I know what you mean about the warm fuzzy body. I miss my two boys so much and I long for those little bodies against me at night. I know you miss Rafer that way.
Anyway, I just felt the despair in your post to Sharon so I wanted to let you know that someone is sending hugs your way. Not the warm fuzzy you want right now, but a hug nonetheless. I'm so sorry you are hurting.
-Donna
Idajean
QUOTE (tanbuck @ Mar 25 2010, 10:32 AM) *
Idajean, I read your question for Sharon on her post and where you mentioned the loneliness in the house when you come home. I hate this for you and for all of us going through this. It does ease off a little at a time. Some days are better than others. And for me, when Frasier died, I would go along doing o.k. and functioning o.k. and then BAM! out of nowhere I was on the floor again just weeping for him. I guess that's just how it all goes and it's normal. Even this morning I instinctively turned to say goodbye to the "boys" as I left for work. I have to keep catching myself with that kind of thing.

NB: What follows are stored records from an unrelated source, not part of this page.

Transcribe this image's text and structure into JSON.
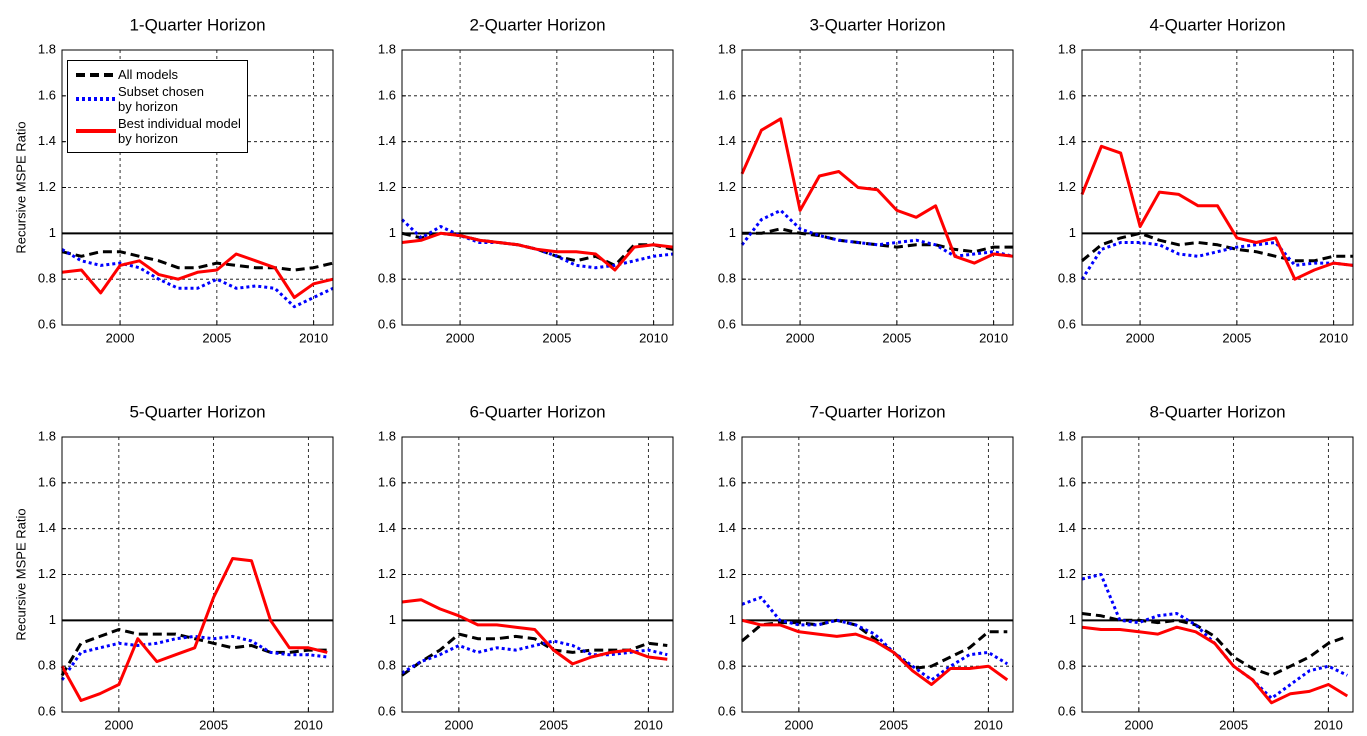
{
  "chart_data": [
    {
      "type": "line",
      "title": "1-Quarter Horizon",
      "ylabel": "Recursive MSPE Ratio",
      "x": [
        1997,
        1998,
        1999,
        2000,
        2001,
        2002,
        2003,
        2004,
        2005,
        2006,
        2007,
        2008,
        2009,
        2010,
        2011
      ],
      "xlim": [
        1997,
        2011
      ],
      "xticks": [
        2000,
        2005,
        2010
      ],
      "ylim": [
        0.6,
        1.8
      ],
      "yticks": [
        0.6,
        0.8,
        1,
        1.2,
        1.4,
        1.6,
        1.8
      ],
      "grid": true,
      "hline": 1,
      "legend": "upper left",
      "series": [
        {
          "name": "All models",
          "color": "#000000",
          "linestyle": "dashed",
          "values": [
            0.92,
            0.9,
            0.92,
            0.92,
            0.9,
            0.88,
            0.85,
            0.85,
            0.87,
            0.86,
            0.85,
            0.85,
            0.84,
            0.85,
            0.87
          ]
        },
        {
          "name": "Subset chosen\nby horizon",
          "color": "#0000ff",
          "linestyle": "dotted",
          "values": [
            0.93,
            0.88,
            0.86,
            0.87,
            0.85,
            0.8,
            0.76,
            0.76,
            0.8,
            0.76,
            0.77,
            0.76,
            0.68,
            0.72,
            0.76
          ]
        },
        {
          "name": "Best individual model\nby horizon",
          "color": "#ff0000",
          "linestyle": "solid",
          "values": [
            0.83,
            0.84,
            0.74,
            0.86,
            0.88,
            0.82,
            0.8,
            0.83,
            0.84,
            0.91,
            0.88,
            0.85,
            0.72,
            0.78,
            0.8
          ]
        }
      ]
    },
    {
      "type": "line",
      "title": "2-Quarter Horizon",
      "x": [
        1997,
        1998,
        1999,
        2000,
        2001,
        2002,
        2003,
        2004,
        2005,
        2006,
        2007,
        2008,
        2009,
        2010,
        2011
      ],
      "xlim": [
        1997,
        2011
      ],
      "xticks": [
        2000,
        2005,
        2010
      ],
      "ylim": [
        0.6,
        1.8
      ],
      "yticks": [
        0.6,
        0.8,
        1,
        1.2,
        1.4,
        1.6,
        1.8
      ],
      "grid": true,
      "hline": 1,
      "series": [
        {
          "color": "#000000",
          "linestyle": "dashed",
          "values": [
            1.0,
            0.98,
            1.0,
            0.99,
            0.97,
            0.96,
            0.95,
            0.93,
            0.9,
            0.88,
            0.9,
            0.86,
            0.95,
            0.95,
            0.93
          ]
        },
        {
          "color": "#0000ff",
          "linestyle": "dotted",
          "values": [
            1.06,
            0.98,
            1.03,
            0.99,
            0.96,
            0.96,
            0.95,
            0.93,
            0.9,
            0.86,
            0.85,
            0.86,
            0.88,
            0.9,
            0.91
          ]
        },
        {
          "color": "#ff0000",
          "linestyle": "solid",
          "values": [
            0.96,
            0.97,
            1.0,
            0.99,
            0.97,
            0.96,
            0.95,
            0.93,
            0.92,
            0.92,
            0.91,
            0.84,
            0.94,
            0.95,
            0.94
          ]
        }
      ]
    },
    {
      "type": "line",
      "title": "3-Quarter Horizon",
      "x": [
        1997,
        1998,
        1999,
        2000,
        2001,
        2002,
        2003,
        2004,
        2005,
        2006,
        2007,
        2008,
        2009,
        2010,
        2011
      ],
      "xlim": [
        1997,
        2011
      ],
      "xticks": [
        2000,
        2005,
        2010
      ],
      "ylim": [
        0.6,
        1.8
      ],
      "yticks": [
        0.6,
        0.8,
        1,
        1.2,
        1.4,
        1.6,
        1.8
      ],
      "grid": true,
      "hline": 1,
      "series": [
        {
          "color": "#000000",
          "linestyle": "dashed",
          "values": [
            1.0,
            1.0,
            1.02,
            1.0,
            0.99,
            0.97,
            0.96,
            0.95,
            0.94,
            0.95,
            0.95,
            0.93,
            0.92,
            0.94,
            0.94
          ]
        },
        {
          "color": "#0000ff",
          "linestyle": "dotted",
          "values": [
            0.95,
            1.06,
            1.1,
            1.02,
            0.99,
            0.97,
            0.96,
            0.95,
            0.96,
            0.97,
            0.95,
            0.9,
            0.91,
            0.92,
            0.9
          ]
        },
        {
          "color": "#ff0000",
          "linestyle": "solid",
          "values": [
            1.26,
            1.45,
            1.5,
            1.1,
            1.25,
            1.27,
            1.2,
            1.19,
            1.1,
            1.07,
            1.12,
            0.9,
            0.87,
            0.91,
            0.9
          ]
        }
      ]
    },
    {
      "type": "line",
      "title": "4-Quarter Horizon",
      "x": [
        1997,
        1998,
        1999,
        2000,
        2001,
        2002,
        2003,
        2004,
        2005,
        2006,
        2007,
        2008,
        2009,
        2010,
        2011
      ],
      "xlim": [
        1997,
        2011
      ],
      "xticks": [
        2000,
        2005,
        2010
      ],
      "ylim": [
        0.6,
        1.8
      ],
      "yticks": [
        0.6,
        0.8,
        1,
        1.2,
        1.4,
        1.6,
        1.8
      ],
      "grid": true,
      "hline": 1,
      "series": [
        {
          "color": "#000000",
          "linestyle": "dashed",
          "values": [
            0.88,
            0.95,
            0.98,
            1.0,
            0.97,
            0.95,
            0.96,
            0.95,
            0.93,
            0.92,
            0.9,
            0.88,
            0.88,
            0.9,
            0.9
          ]
        },
        {
          "color": "#0000ff",
          "linestyle": "dotted",
          "values": [
            0.8,
            0.93,
            0.96,
            0.96,
            0.95,
            0.91,
            0.9,
            0.92,
            0.94,
            0.95,
            0.96,
            0.86,
            0.87,
            0.87,
            0.86
          ]
        },
        {
          "color": "#ff0000",
          "linestyle": "solid",
          "values": [
            1.17,
            1.38,
            1.35,
            1.03,
            1.18,
            1.17,
            1.12,
            1.12,
            0.98,
            0.96,
            0.98,
            0.8,
            0.84,
            0.87,
            0.86
          ]
        }
      ]
    },
    {
      "type": "line",
      "title": "5-Quarter Horizon",
      "ylabel": "Recursive MSPE Ratio",
      "x": [
        1997,
        1998,
        1999,
        2000,
        2001,
        2002,
        2003,
        2004,
        2005,
        2006,
        2007,
        2008,
        2009,
        2010,
        2011
      ],
      "xlim": [
        1997,
        2011.3
      ],
      "xticks": [
        2000,
        2005,
        2010
      ],
      "ylim": [
        0.6,
        1.8
      ],
      "yticks": [
        0.6,
        0.8,
        1,
        1.2,
        1.4,
        1.6,
        1.8
      ],
      "grid": true,
      "hline": 1,
      "series": [
        {
          "color": "#000000",
          "linestyle": "dashed",
          "values": [
            0.76,
            0.9,
            0.93,
            0.96,
            0.94,
            0.94,
            0.94,
            0.92,
            0.9,
            0.88,
            0.89,
            0.86,
            0.86,
            0.87,
            0.87
          ]
        },
        {
          "color": "#0000ff",
          "linestyle": "dotted",
          "values": [
            0.74,
            0.86,
            0.88,
            0.9,
            0.89,
            0.9,
            0.92,
            0.93,
            0.92,
            0.93,
            0.91,
            0.86,
            0.85,
            0.85,
            0.84
          ]
        },
        {
          "color": "#ff0000",
          "linestyle": "solid",
          "values": [
            0.8,
            0.65,
            0.68,
            0.72,
            0.92,
            0.82,
            0.85,
            0.88,
            1.1,
            1.27,
            1.26,
            1.0,
            0.88,
            0.88,
            0.86
          ]
        }
      ]
    },
    {
      "type": "line",
      "title": "6-Quarter Horizon",
      "x": [
        1997,
        1998,
        1999,
        2000,
        2001,
        2002,
        2003,
        2004,
        2005,
        2006,
        2007,
        2008,
        2009,
        2010,
        2011
      ],
      "xlim": [
        1997,
        2011.3
      ],
      "xticks": [
        2000,
        2005,
        2010
      ],
      "ylim": [
        0.6,
        1.8
      ],
      "yticks": [
        0.6,
        0.8,
        1,
        1.2,
        1.4,
        1.6,
        1.8
      ],
      "grid": true,
      "hline": 1,
      "series": [
        {
          "color": "#000000",
          "linestyle": "dashed",
          "values": [
            0.76,
            0.82,
            0.87,
            0.94,
            0.92,
            0.92,
            0.93,
            0.92,
            0.87,
            0.86,
            0.87,
            0.87,
            0.87,
            0.9,
            0.89
          ]
        },
        {
          "color": "#0000ff",
          "linestyle": "dotted",
          "values": [
            0.77,
            0.82,
            0.85,
            0.89,
            0.86,
            0.88,
            0.87,
            0.89,
            0.91,
            0.89,
            0.85,
            0.85,
            0.86,
            0.87,
            0.85
          ]
        },
        {
          "color": "#ff0000",
          "linestyle": "solid",
          "values": [
            1.08,
            1.09,
            1.05,
            1.02,
            0.98,
            0.98,
            0.97,
            0.96,
            0.87,
            0.81,
            0.84,
            0.86,
            0.87,
            0.84,
            0.83
          ]
        }
      ]
    },
    {
      "type": "line",
      "title": "7-Quarter Horizon",
      "x": [
        1997,
        1998,
        1999,
        2000,
        2001,
        2002,
        2003,
        2004,
        2005,
        2006,
        2007,
        2008,
        2009,
        2010,
        2011
      ],
      "xlim": [
        1997,
        2011.3
      ],
      "xticks": [
        2000,
        2005,
        2010
      ],
      "ylim": [
        0.6,
        1.8
      ],
      "yticks": [
        0.6,
        0.8,
        1,
        1.2,
        1.4,
        1.6,
        1.8
      ],
      "grid": true,
      "hline": 1,
      "series": [
        {
          "color": "#000000",
          "linestyle": "dashed",
          "values": [
            0.91,
            0.98,
            0.99,
            0.99,
            0.98,
            1.0,
            0.98,
            0.92,
            0.86,
            0.79,
            0.8,
            0.84,
            0.88,
            0.95,
            0.95
          ]
        },
        {
          "color": "#0000ff",
          "linestyle": "dotted",
          "values": [
            1.07,
            1.1,
            1.0,
            0.98,
            0.98,
            1.0,
            0.98,
            0.94,
            0.86,
            0.8,
            0.74,
            0.8,
            0.85,
            0.86,
            0.81
          ]
        },
        {
          "color": "#ff0000",
          "linestyle": "solid",
          "values": [
            1.0,
            0.98,
            0.98,
            0.95,
            0.94,
            0.93,
            0.94,
            0.91,
            0.86,
            0.78,
            0.72,
            0.79,
            0.79,
            0.8,
            0.74
          ]
        }
      ]
    },
    {
      "type": "line",
      "title": "8-Quarter Horizon",
      "x": [
        1997,
        1998,
        1999,
        2000,
        2001,
        2002,
        2003,
        2004,
        2005,
        2006,
        2007,
        2008,
        2009,
        2010,
        2011
      ],
      "xlim": [
        1997,
        2011.3
      ],
      "xticks": [
        2000,
        2005,
        2010
      ],
      "ylim": [
        0.6,
        1.8
      ],
      "yticks": [
        0.6,
        0.8,
        1,
        1.2,
        1.4,
        1.6,
        1.8
      ],
      "grid": true,
      "hline": 1,
      "series": [
        {
          "color": "#000000",
          "linestyle": "dashed",
          "values": [
            1.03,
            1.02,
            1.0,
            1.0,
            0.99,
            1.0,
            0.98,
            0.93,
            0.84,
            0.79,
            0.76,
            0.8,
            0.84,
            0.9,
            0.93
          ]
        },
        {
          "color": "#0000ff",
          "linestyle": "dotted",
          "values": [
            1.18,
            1.2,
            1.0,
            0.99,
            1.02,
            1.03,
            0.98,
            0.9,
            0.8,
            0.74,
            0.66,
            0.72,
            0.78,
            0.8,
            0.76
          ]
        },
        {
          "color": "#ff0000",
          "linestyle": "solid",
          "values": [
            0.97,
            0.96,
            0.96,
            0.95,
            0.94,
            0.97,
            0.95,
            0.9,
            0.8,
            0.74,
            0.64,
            0.68,
            0.69,
            0.72,
            0.67
          ]
        }
      ]
    }
  ]
}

I know what you mean about the warm fuzzy body. I miss my two boys so much and I long for those little bodies against me at night. I know you miss Rafer that way.
Anyway, I just felt the despair in your post to Sharon so I wanted to let you know that someone is sending hugs your way. Not the warm fuzzy you want right now, but a hug nonetheless. I'm so sorry you are hurting.
-Donna

Thanks Donna, it means so much to me that other people feel the same way I do. I find that I am better out of the house. Its when I am home and look for him that it hurts so much. He had a favorite chair that I kept his special blanket on. I wrapped that blanket up in a ball and hold it close and cry. I can still smell him. I guess I will never wash it. I was cleaning up his doggy bowls but I could not put them away yet. I keep second guessing myself, did I do the right thing. It is so dam lousy. My only salvation is that I did spend every day of his life with him except for an occassional long week end away. I could never leave him for any lenght of time.
Idajean
QUOTE (havana @ Mar 25 2010, 09:56 AM) *
Idagean, I was reading your notes and I like to express my condolences for yor loss and I understand exactly your pain and suffering, I'm so sorry, God bless you and your Beloved Fur-Baby, Jorge wub.gif Click to view attachment

Jorge, thank you for your kind words. I was with Rafer at the very end, I was lying on the floor next to him when the Vet administered the medication. I just kept telling him what a wonderful boy he was and how much I loved him. My good Rafer. I hoped my soft voice and soothing words made is passing easier. I loved him so an always will. I just want to be alone to wail and cry for him. I know this will pass, but for now its all I can do. Ida Jean, Rafers Mom.
Westiesam/Sharon
Hi Idajean
I think that most everyone at some point second guesses themselves -- I know I did with Sammy too -- but at the advice of alot of wonderful people here I tried to put that behind me knowing and believing in my heart that I did everything I could for her and made decisions with the best information I had at the time and acting out of complete love for my dog. Just reading about your Rafer makes me believe that you did everything you could for him as well. This pain of losing our furbabies is hard enough as it is -- please don't burden yourself with any more blame. He was lucky to have your for his mom -- and he wouldn't want you to be unhappy.